Cada dueño de negocio llega a este cruce: una oportunidad para vender por otro lado (app de entrega, venta al por mayor, tienda en línea, mercado de terceros) y la tentación de aprovecharla ya. Es natural querer crecer; el problema es que crecer mal puede convertir una buena operación en un quebradero de cabeza. Para decidir con cabeza, hay que transformar la intuición en criterios prácticos que midan riesgo y retorno sin necesidad de estudios complejos.
Abrir un canal nuevo no es solo abrir una puerta: implica aprender un proceso distinto, pagar costos iniciales (comisiones, adaptaciones de producto, marketing) y atender clientes con expectativas que quizá difieren de las de su cliente habitual. Consolidar el canal principal significa mejorar la eficiencia donde ya vende: subir el ticket promedio, aumentar la frecuencia de compra, mejorar la conversión o reducir devoluciones. Ambos caminos pueden aumentar ingresos; la diferencia real está en cuánto esfuerzo y capital demandan, y en cuánto cambian su operación diaria.

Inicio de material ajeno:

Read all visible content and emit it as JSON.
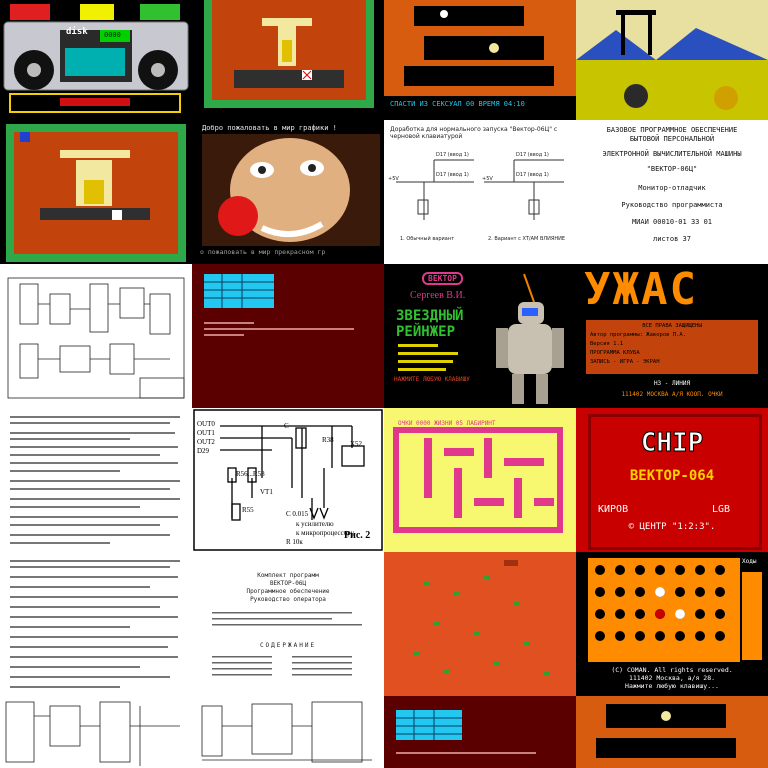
{
  "colors": {
    "game_bg": "#c2440c",
    "floor": "#2f2f2f",
    "pattern_a": "#f2e8a0",
    "pattern_b": "#2fa84a",
    "cave": "#d85c10",
    "yellow_bg": "#c8c400",
    "cream": "#f4f1d0",
    "dark_red": "#5a0000",
    "magenta": "#e0388c",
    "chip_red": "#c80000",
    "orange": "#ff8c00",
    "cyan_panel": "#22c8f0"
  },
  "tiles": {
    "r0c0": {
      "name": "disk-player",
      "label": "disk",
      "counter": "0000"
    },
    "r0c2": {
      "name": "cave-game",
      "status": "СПАСТИ ИЗ СЕКСУАЛ 00 ВРЕМЯ 04:10"
    },
    "r1c1": {
      "name": "clown-picture",
      "top": "Добро пожаловать в мир графики !",
      "bottom": "о пожаловать в мир прекрасном гр"
    },
    "r1c2": {
      "name": "circuit-diagram",
      "title": "Доработка для нормального запуска \"Вектор-06Ц\" с черновой клавиатурой",
      "labels": [
        "D17 (ввод 1)",
        "D17 (ввод 1)",
        "D17 (ввод 1)",
        "D17 (ввод 1)",
        "+5V",
        "+5V"
      ],
      "caption_a": "1. Обычный вариант",
      "caption_b": "2. Вариант с ХТ/АМ ВЛИЯНИЕ"
    },
    "r1c3": {
      "name": "document-title-page",
      "lines": [
        "БАЗОВОЕ ПРОГРАММНОЕ ОБЕСПЕЧЕНИЕ",
        "БЫТОВОЙ ПЕРСОНАЛЬНОЙ",
        "ЭЛЕКТРОННОЙ ВЫЧИСЛИТЕЛЬНОЙ МАШИНЫ",
        "\"ВЕКТОР-06Ц\"",
        "Монитор-отладчик",
        "Руководство программиста",
        "МИАИ 00010-01 33 01",
        "листов 37"
      ]
    },
    "r2c2": {
      "name": "star-ranger",
      "badge": "ВЕКТОР",
      "author": "Сергеев В.И.",
      "title_a": "ЗВЕЗДНЫЙ",
      "title_b": "РЕЙНЖЕР",
      "footer": "НАЖМИТЕ ЛЮБУЮ КЛАВИШУ"
    },
    "r2c3": {
      "name": "horror-title",
      "title": "УЖАС",
      "lines": [
        "ВСЕ ПРАВА ЗАЩИЩЕНЫ",
        "Автор программы: Жаворов П.А.",
        "Версия 1.1",
        "ПРОГРАММА КЛУБА",
        "ЗАПИСЬ - ИГРА - ЭКРАН"
      ],
      "bottom_a": "НЗ - ЛИНИЯ",
      "bottom_b": "111402 МОСКВА А/Я КООП. ОЧКИ"
    },
    "r3c1": {
      "name": "schematic-fig2",
      "labels": [
        "OUT0",
        "OUT1",
        "OUT2",
        "D29",
        "R56...R58",
        "C",
        "VT1",
        "R55",
        "R38",
        "X52",
        "к усилителю",
        "к микропроцессору",
        "C 0.015",
        "R 10к"
      ],
      "caption": "Рис. 2"
    },
    "r3c2": {
      "name": "maze-game",
      "header": "ОЧКИ 0000  ЖИЗНИ 05  ЛАБИРИНТ"
    },
    "r3c3": {
      "name": "chip-title",
      "logo": "CHIP",
      "subtitle": "ВЕКТОР-064",
      "left": "КИРОВ",
      "right": "LGB",
      "copyright": "© ЦЕНТР \"1:2:3\"."
    },
    "r4c1": {
      "name": "document-contents",
      "lines": [
        "Комплект программ",
        "ВЕКТОР-06Ц",
        "Программное обеспечение",
        "Руководство оператора"
      ],
      "section": "СОДЕРЖАНИЕ"
    },
    "r4c3": {
      "name": "reversi-board",
      "side": "Ходы",
      "footer_a": "(C) COMAN. All rights reserved.",
      "footer_b": "111402 Москва, а/я 28.",
      "footer_c": "Нажмите любую клавишу..."
    }
  }
}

Para no decidir a ciegas, calcule tres cosas básicas de su canal actual y del nuevo: margen por venta (precio menos costo variable), costo de adquisición de un cliente (lo que gasta para conseguir una venta) y capacidad operativa (cuántas operaciones adicionales puede manejar sin romper la calidad). Estos tres números le dicen si el nuevo canal comprará clientes rentables o si solo traerá volumen que pierde dinero o sobrecarga su negocio. No necesita fórmulas sofisticadas: sume los costos directos por unidad, divida lo que gasta en marketing entre ventas nuevas y piense honestamente cuántos pedidos más puede procesar con su equipo actual.

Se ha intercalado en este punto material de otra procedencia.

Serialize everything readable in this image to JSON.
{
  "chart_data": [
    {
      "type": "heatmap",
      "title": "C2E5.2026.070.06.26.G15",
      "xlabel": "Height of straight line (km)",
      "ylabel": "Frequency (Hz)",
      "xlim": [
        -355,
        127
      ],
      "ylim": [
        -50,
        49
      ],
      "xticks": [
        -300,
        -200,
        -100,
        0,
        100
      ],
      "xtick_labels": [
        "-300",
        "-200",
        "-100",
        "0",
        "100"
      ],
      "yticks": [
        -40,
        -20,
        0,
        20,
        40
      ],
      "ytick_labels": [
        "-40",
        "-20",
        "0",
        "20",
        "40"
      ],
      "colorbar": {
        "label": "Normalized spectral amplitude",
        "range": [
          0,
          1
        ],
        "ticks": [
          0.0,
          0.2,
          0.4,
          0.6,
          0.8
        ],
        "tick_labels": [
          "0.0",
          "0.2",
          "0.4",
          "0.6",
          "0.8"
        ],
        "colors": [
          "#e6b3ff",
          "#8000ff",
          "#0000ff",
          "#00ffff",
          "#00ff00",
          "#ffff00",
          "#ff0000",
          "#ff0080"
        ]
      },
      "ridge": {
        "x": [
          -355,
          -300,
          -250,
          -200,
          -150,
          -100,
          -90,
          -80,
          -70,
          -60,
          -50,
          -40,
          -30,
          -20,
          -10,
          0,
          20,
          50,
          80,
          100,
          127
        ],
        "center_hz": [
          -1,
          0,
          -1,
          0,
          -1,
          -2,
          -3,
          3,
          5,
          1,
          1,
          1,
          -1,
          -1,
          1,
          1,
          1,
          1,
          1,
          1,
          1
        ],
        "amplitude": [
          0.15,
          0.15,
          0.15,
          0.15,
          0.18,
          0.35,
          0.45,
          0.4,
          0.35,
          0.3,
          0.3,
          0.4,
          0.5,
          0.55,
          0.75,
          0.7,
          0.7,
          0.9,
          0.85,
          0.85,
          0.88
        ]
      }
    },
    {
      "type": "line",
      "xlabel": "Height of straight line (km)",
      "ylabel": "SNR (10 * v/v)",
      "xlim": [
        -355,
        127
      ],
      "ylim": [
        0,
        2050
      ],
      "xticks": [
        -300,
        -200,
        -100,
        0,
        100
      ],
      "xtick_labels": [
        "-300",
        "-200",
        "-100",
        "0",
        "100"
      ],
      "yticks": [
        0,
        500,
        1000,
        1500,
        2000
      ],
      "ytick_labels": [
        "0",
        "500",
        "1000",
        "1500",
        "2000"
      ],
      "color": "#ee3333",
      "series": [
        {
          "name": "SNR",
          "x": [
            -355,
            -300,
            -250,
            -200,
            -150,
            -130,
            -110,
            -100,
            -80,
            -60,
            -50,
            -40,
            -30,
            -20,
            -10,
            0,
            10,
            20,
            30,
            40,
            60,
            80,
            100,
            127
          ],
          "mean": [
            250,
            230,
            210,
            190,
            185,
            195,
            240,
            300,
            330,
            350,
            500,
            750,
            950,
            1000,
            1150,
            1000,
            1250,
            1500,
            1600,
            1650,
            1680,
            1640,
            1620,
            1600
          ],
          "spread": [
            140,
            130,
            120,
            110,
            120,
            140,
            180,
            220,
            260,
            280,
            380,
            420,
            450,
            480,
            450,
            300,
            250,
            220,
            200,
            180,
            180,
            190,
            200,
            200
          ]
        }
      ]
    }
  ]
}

Si su canal principal ofrece un margen razonable y todavía hay espacio para crecer con menos inversión —por ejemplo, mejorando la atención, ofreciendo combos o fidelizando clientes— reforzarlo suele ser la opción más segura. Esto reduce la incertidumbre y mejora la caja antes de asumir nuevos riesgos. Por el contrario, si ha tocado techo en su área local, su mercado está saturado o los clientes que quiere atender solo están en otros canales, entonces probar un nuevo camino puede ser la única vía para seguir creciendo. La clave es no tirar la casa por la ventana: pruebe con una inversión limitada y medible.
Un plan de prueba útil y sencillo es fijar un experimento de 30 a 60 días con presupuesto y metas claras. Defina cuánto está dispuesto a gastar, cuántas ventas nuevas quiere obtener y cuál es el costo máximo por cliente que mantiene su margen. Controle tres métricas: ventas generadas, costo por cliente y tasa de cumplimiento (si puede entregar a tiempo y con calidad). Si al final del periodo el costo por cliente es inferior al margen esperado y su operación no se colapsó, entonces escalar tiene sentido. Si no, trabaje primero en fortalecer el canal que ya da resultados antes de abrir otro.
Termine esto con un paso concreto: escriba en una página su hipótesis (por ejemplo: “Podemos conseguir 50 clientes nuevos en 45 días con $500 en publicidad y mantener margen del 25%”), los tres números que calculó y el presupuesto máximo para la prueba. Fije una revisión al término del experimento con datos reales, no con sensaciones. Ese hábito de probar con límites claros le ahorrará dinero y le dará confianza para elegir entre expandir o consolidar la próxima vez.